O pé boto é uma má formação congénita que por norma é detectada na ecografia (no caso do meu filho não) e que ocorre em média a 1 criança caucasiana a cada 1000 nascimentos e é duas vezes mais comum no sexo masculino. A causa do pé boto é desconhecida. O diagnóstico do pé torto congénito idiopático é feito ao nascimento, a partir da observação clínica da deformidade. O pé nasce torto “virado para dentro” e pode ser unilateral (só um pé) ou bilateral (os dois pés), no nosso caso foi unilateral.

O Tratamento

Eu sou de Braga, mas moro desde Novembro em Constância (Santarém) e o tratamento tem de ser feito no Hospital Dona Estefânia em Lisboa ( cerca de 150km). Com cerca de 15 dias de vida do meu bebé, fomos à primeira consulta onde o médico nos explicou o que era o pé boto e como iria ser o tratamento. O meu bebé nasceu com o pé esquerdo torto, e teve de fazer cerca de 6 gessos no pé esquerdo e 3 no pé direito. Este tratamento é baseado no método de Ponseti onde é aplicado gesso desde o pé até mais ao menos à zona da virilha, e onde todas as semanas o médico vai  manipulando as articulações (“mexendo” ) o pé para ele ficar na posição certa. Ou seja, todas as semanas tivemos de ir a Lisboa tirar gesso e colocar gesso novo, fiquei lavada em lágrimas quando vi a serra a cortar o primeiro gesso.

Foi assim durante 1 mês e meio, sendo que depois tivemos problemas porque o gesso não era bom, e apesar dos médicos e enfermeiras fazerem requerimentos essa situação não foi corrigida. Isto torna o corte do gesso mais perigoso e demorado, e faz com que o gesso “rache”. A 8 de Março chegou a hora de fazer a Tenotomia,ou seja um pequeno golpe que é dado acima  calcanhar para fazer o alongamento do tendão de Aquiles, onde o bebé é anestesiado (o meu bebé tinha apenas 2 meses) e depois fica com gesso durante 3 semanas seguidas.

Depois do tratamento com gesso e da tenotomia os bebés tem de usar umas botas ortopédicas (órtese externa) todos os dias até terem 4-5 anos. As botas têm uma barra a meio que prende as duas botas e por isso quando eles começam andar é mais complicado pois não conseguem caminhar com as botas. Inicialmente ele ficou com  as botas 24h por dia, só tirava as botas para tomar banho e mais nada, depois no fim de Junho passou a usá-las durante 16horas por dia,  o que é muito melhor porque actualmente tem 7 meses e quer gatinhar, sentar e as botas complicam a vida.
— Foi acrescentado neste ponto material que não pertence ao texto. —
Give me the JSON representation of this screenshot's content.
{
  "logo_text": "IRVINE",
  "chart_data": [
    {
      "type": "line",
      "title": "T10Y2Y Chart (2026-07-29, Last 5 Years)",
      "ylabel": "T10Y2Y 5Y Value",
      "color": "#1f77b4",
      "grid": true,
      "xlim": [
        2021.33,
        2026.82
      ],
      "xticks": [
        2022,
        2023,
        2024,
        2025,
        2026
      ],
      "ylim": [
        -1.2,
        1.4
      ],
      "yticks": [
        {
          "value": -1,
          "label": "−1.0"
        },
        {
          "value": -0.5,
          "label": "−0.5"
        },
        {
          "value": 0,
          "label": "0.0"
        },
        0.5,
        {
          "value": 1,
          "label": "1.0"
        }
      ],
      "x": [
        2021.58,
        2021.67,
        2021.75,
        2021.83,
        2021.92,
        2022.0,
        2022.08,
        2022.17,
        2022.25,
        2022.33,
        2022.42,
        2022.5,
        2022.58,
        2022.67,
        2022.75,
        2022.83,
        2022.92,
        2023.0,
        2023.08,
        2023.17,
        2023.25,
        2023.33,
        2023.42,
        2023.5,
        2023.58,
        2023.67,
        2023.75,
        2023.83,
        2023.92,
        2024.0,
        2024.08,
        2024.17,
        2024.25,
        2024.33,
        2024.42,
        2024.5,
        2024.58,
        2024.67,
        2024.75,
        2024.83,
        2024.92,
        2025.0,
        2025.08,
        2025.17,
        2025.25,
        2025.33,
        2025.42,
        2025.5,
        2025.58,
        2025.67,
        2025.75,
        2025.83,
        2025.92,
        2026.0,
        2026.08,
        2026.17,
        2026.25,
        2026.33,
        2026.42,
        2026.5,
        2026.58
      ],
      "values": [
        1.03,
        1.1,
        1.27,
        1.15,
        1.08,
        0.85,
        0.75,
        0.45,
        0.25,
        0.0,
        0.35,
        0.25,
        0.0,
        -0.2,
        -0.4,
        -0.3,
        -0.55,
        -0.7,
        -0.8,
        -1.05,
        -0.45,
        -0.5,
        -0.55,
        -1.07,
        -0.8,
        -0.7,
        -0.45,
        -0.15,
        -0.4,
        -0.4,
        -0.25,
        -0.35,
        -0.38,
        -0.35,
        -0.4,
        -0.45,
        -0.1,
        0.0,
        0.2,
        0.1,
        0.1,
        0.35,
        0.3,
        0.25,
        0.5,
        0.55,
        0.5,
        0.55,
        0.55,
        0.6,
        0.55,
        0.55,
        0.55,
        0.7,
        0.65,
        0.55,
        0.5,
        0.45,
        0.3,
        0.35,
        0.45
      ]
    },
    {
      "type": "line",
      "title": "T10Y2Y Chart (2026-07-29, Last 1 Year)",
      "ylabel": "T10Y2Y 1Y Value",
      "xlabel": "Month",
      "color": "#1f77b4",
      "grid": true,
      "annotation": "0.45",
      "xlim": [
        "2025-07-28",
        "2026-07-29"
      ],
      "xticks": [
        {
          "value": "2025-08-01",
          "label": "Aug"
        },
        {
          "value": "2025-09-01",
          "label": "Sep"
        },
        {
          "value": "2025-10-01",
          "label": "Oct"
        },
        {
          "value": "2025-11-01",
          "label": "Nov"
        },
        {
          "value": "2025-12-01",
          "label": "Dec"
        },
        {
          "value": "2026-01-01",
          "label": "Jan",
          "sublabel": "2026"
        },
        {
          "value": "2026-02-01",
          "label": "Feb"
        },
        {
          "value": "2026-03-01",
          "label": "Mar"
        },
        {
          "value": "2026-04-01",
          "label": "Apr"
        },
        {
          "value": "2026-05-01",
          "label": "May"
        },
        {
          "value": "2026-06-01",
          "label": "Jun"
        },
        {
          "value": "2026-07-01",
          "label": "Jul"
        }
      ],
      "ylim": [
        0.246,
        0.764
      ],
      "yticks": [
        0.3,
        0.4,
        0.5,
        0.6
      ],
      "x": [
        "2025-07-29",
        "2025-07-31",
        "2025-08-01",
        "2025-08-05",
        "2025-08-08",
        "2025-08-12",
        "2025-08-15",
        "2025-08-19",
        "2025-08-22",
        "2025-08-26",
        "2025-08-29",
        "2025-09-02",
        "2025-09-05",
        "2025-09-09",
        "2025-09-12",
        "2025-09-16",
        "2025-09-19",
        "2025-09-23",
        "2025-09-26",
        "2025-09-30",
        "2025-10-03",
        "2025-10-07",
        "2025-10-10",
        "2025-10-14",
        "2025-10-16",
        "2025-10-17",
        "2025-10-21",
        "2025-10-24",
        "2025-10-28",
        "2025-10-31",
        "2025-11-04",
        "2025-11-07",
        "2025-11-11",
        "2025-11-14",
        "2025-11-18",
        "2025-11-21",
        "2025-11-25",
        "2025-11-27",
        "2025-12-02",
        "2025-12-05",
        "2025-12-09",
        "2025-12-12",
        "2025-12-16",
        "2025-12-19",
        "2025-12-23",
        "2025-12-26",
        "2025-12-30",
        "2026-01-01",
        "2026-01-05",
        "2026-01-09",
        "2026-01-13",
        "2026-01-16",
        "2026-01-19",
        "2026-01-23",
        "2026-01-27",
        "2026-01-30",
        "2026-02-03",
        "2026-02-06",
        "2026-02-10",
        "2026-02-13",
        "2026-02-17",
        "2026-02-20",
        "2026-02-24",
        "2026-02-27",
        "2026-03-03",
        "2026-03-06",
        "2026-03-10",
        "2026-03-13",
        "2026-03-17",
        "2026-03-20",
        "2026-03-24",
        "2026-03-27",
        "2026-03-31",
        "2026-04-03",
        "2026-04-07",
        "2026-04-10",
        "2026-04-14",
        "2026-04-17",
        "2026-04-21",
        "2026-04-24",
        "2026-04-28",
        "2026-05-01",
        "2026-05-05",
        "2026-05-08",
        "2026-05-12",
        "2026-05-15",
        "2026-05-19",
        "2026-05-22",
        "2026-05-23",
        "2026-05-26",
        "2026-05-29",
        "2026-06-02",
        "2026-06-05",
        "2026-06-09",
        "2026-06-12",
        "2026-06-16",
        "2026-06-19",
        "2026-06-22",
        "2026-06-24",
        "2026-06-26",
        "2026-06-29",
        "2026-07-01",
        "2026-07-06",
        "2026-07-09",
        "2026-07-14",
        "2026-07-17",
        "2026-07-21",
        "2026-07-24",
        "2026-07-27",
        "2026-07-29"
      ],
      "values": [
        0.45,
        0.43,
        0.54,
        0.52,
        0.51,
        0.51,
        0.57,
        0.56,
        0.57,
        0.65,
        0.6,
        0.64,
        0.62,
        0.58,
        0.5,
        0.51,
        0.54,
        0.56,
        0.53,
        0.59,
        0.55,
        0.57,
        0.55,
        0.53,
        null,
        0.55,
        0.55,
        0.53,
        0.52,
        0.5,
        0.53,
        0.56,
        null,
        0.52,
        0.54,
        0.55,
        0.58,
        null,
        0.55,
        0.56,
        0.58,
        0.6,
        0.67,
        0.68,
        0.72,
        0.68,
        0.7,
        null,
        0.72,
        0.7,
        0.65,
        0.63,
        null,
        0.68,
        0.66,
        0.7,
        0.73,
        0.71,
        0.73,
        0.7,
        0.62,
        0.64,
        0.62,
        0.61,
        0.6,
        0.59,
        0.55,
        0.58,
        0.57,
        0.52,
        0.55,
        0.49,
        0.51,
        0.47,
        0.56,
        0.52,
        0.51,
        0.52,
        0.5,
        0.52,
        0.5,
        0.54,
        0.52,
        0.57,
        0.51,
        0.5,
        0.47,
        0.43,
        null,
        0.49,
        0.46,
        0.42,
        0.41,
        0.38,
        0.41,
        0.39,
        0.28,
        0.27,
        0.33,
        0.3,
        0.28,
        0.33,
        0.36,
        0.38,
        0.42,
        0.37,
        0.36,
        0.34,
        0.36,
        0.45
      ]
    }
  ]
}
E o período mínimo que eles tem de ter as botas é 12 horas por dia, mas isso é algo que o ortopedista pediátrico decide conforme a evolução do pé.
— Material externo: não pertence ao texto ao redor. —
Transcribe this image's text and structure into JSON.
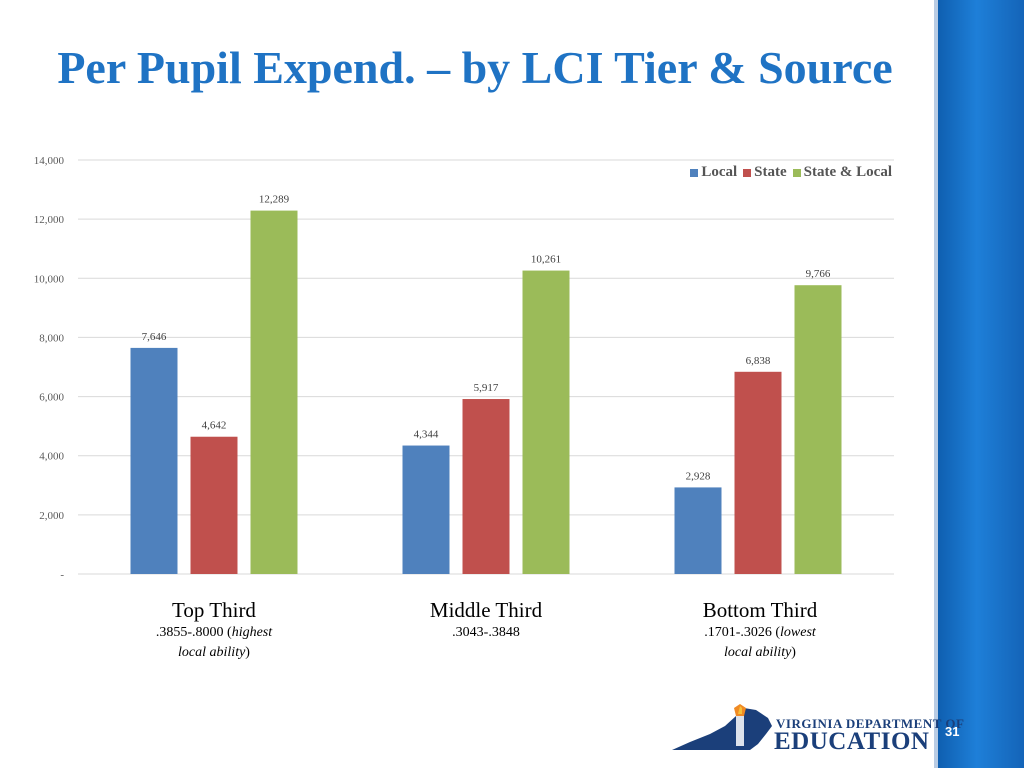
{
  "slide": {
    "title": "Per Pupil Expend. – by LCI Tier & Source",
    "page_number": "31"
  },
  "logo": {
    "line1": "VIRGINIA DEPARTMENT OF",
    "line2": "EDUCATION"
  },
  "colors": {
    "title": "#1f73c4",
    "local": "#4f81bd",
    "state": "#c0504d",
    "state_local": "#9bbb59"
  },
  "categories": [
    {
      "name": "Top Third",
      "range": ".3855-.8000 (",
      "range_italic": "highest",
      "note_italic": "local ability",
      "note_end": ")"
    },
    {
      "name": "Middle Third",
      "range": ".3043-.3848",
      "range_italic": "",
      "note_italic": "",
      "note_end": ""
    },
    {
      "name": "Bottom Third",
      "range": ".1701-.3026 (",
      "range_italic": "lowest",
      "note_italic": "local ability",
      "note_end": ")"
    }
  ],
  "chart_data": {
    "type": "bar",
    "title": "Per Pupil Expend. – by LCI Tier & Source",
    "categories": [
      "Top Third",
      "Middle Third",
      "Bottom Third"
    ],
    "series": [
      {
        "name": "Local",
        "values": [
          7646,
          4344,
          2928
        ],
        "labels": [
          "7,646",
          "4,344",
          "2,928"
        ]
      },
      {
        "name": "State",
        "values": [
          4642,
          5917,
          6838
        ],
        "labels": [
          "4,642",
          "5,917",
          "6,838"
        ]
      },
      {
        "name": "State & Local",
        "values": [
          12289,
          10261,
          9766
        ],
        "labels": [
          "12,289",
          "10,261",
          "9,766"
        ]
      }
    ],
    "yticks": [
      0,
      2000,
      4000,
      6000,
      8000,
      10000,
      12000,
      14000
    ],
    "ytick_labels": [
      "-",
      "2,000",
      "4,000",
      "6,000",
      "8,000",
      "10,000",
      "12,000",
      "14,000"
    ],
    "ylim": [
      0,
      14000
    ],
    "legend_position": "top-right",
    "grid": true
  }
}
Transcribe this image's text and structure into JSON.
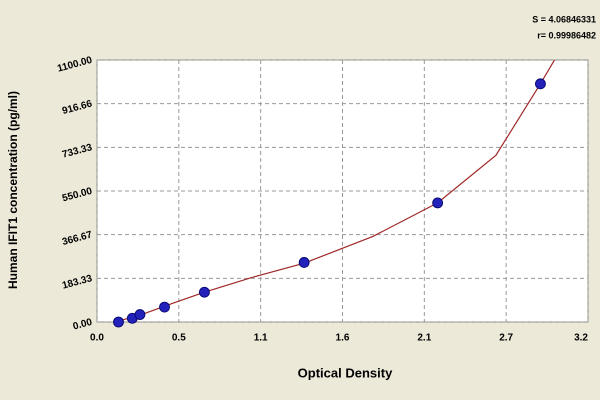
{
  "chart_data": {
    "type": "scatter",
    "x_label": "Optical Density",
    "y_label": "Human IFIT1 concentration (pg/ml)",
    "annotations": [
      "S = 4.06846331",
      "r= 0.99986482"
    ],
    "x": [
      0.14,
      0.23,
      0.28,
      0.44,
      0.7,
      1.35,
      2.22,
      2.89
    ],
    "values": [
      0,
      15.63,
      31.25,
      62.5,
      125,
      250,
      500,
      1000
    ],
    "color": "#2222bb",
    "fit": {
      "x": [
        0.12,
        0.3,
        0.5,
        0.7,
        1.0,
        1.35,
        1.8,
        2.22,
        2.6,
        2.89,
        3.0
      ],
      "values": [
        0,
        33,
        80,
        125,
        185,
        247,
        360,
        500,
        700,
        1000,
        1120
      ],
      "color": "#a02828"
    },
    "xlim": [
      0,
      3.2
    ],
    "xticks": [
      {
        "value": 0,
        "label": "0.0"
      },
      {
        "value": 0.5333,
        "label": "0.5"
      },
      {
        "value": 1.0667,
        "label": "1.1"
      },
      {
        "value": 1.6,
        "label": "1.6"
      },
      {
        "value": 2.1333,
        "label": "2.1"
      },
      {
        "value": 2.6667,
        "label": "2.7"
      },
      {
        "value": 3.2,
        "label": "3.2"
      }
    ],
    "ylim": [
      0,
      1100
    ],
    "yticks": [
      {
        "value": 0,
        "label": "0.00"
      },
      {
        "value": 183.33,
        "label": "183.33"
      },
      {
        "value": 366.67,
        "label": "366.67"
      },
      {
        "value": 550,
        "label": "550.00"
      },
      {
        "value": 733.33,
        "label": "733.33"
      },
      {
        "value": 916.66,
        "label": "916.66"
      },
      {
        "value": 1100,
        "label": "1100.00"
      }
    ],
    "grid": true
  }
}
A duração do tratamento varia de bebé para bebé,em alguns casos consegue-se a correcção total no prazo de um ano, enquanto que por vezes só fica corrigido aos 3 a 5 anos de idade. Quando há um atraso no início do tratamento, nas formas mais graves, ou quando a malformação não pode ser corrigida apenas através do tratamento ortopédico, a única solução é o recurso à cirurgia. Depois, deve-se imobilizar o pé com gesso durante alguns meses, e depois é necessário efectuar um tratamento de reabilitação que permita que o pé adquira a sua normal funcionalidade.
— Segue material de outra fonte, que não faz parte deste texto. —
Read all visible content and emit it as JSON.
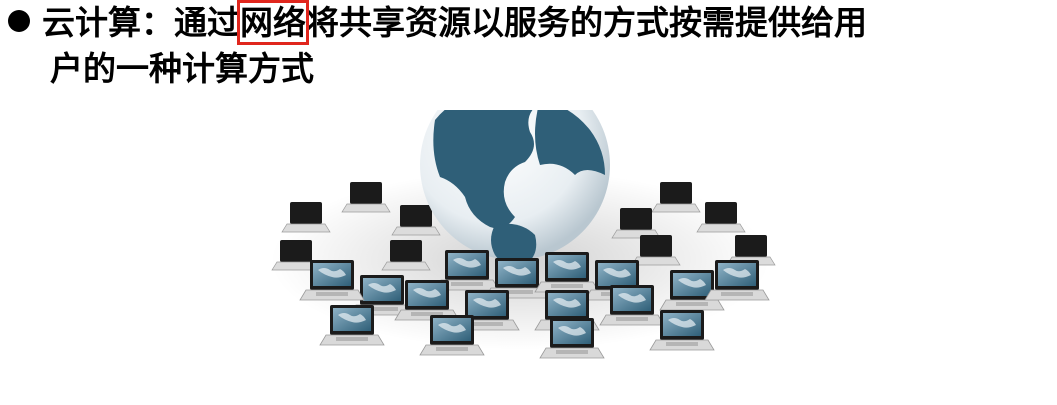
{
  "slide": {
    "definition": {
      "part1": "云计算：通过",
      "highlight": "网络",
      "part2": "将共享资源以服务的方式按需提供给用",
      "part3": "户的一种计算方式"
    },
    "colors": {
      "highlight_box": "#e0261d",
      "globe_ocean": "#2f5f78",
      "globe_land": "#ffffff"
    },
    "illustration": {
      "icon": "globe-with-laptops-icon"
    }
  }
}
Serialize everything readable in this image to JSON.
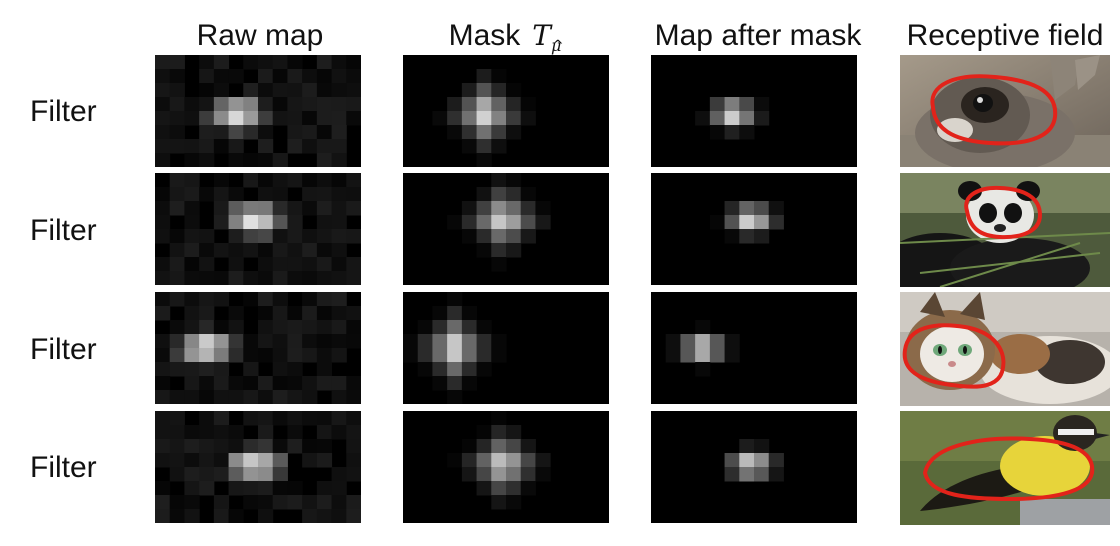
{
  "columns": {
    "raw_map": "Raw map",
    "mask": "Mask",
    "mask_symbol": "T",
    "mask_symbol_sub": "μ",
    "map_after_mask": "Map after mask",
    "receptive_field": "Receptive field"
  },
  "rows": [
    {
      "label": "Filter",
      "subject": "rabbit-photo"
    },
    {
      "label": "Filter",
      "subject": "panda-photo"
    },
    {
      "label": "Filter",
      "subject": "kitten-photo"
    },
    {
      "label": "Filter",
      "subject": "bird-photo"
    }
  ],
  "colors": {
    "background": "#000000",
    "receptive_outline": "#e2231a"
  }
}
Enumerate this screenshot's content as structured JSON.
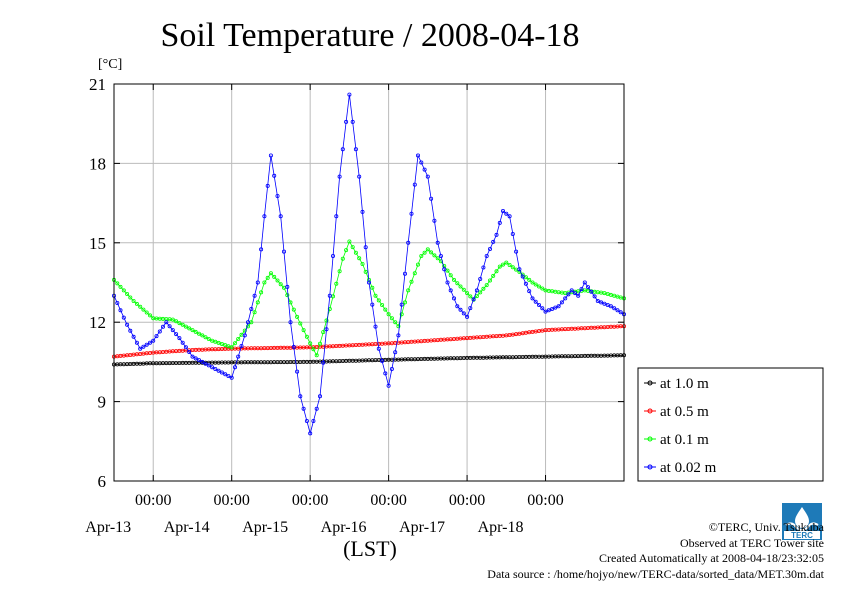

Estudos recentes provam que o método de Ponseti, que é o tratamento feito actualmente ao pé boto em Portugal tem uma taxa de sucesso de 97,5%. Esta é uma doença de deformidade com memória e por isso o tratamento tem de ser escrupulosamente seguido, o pé terá tendência a regressar à posição na qual nasceu. Quando numa família uma criança tem o pé boto, a probabilidade de nascer outro filho com o mesmo problema é muito maior, cerca de 1 a cada 35 nascimentos. A ideia de voltar a ter filhos acabou quando soube disto, pois não quero ver mais nenhum filho a passar pelo mesmo sofrimento diário que o Mateus e nós passamos.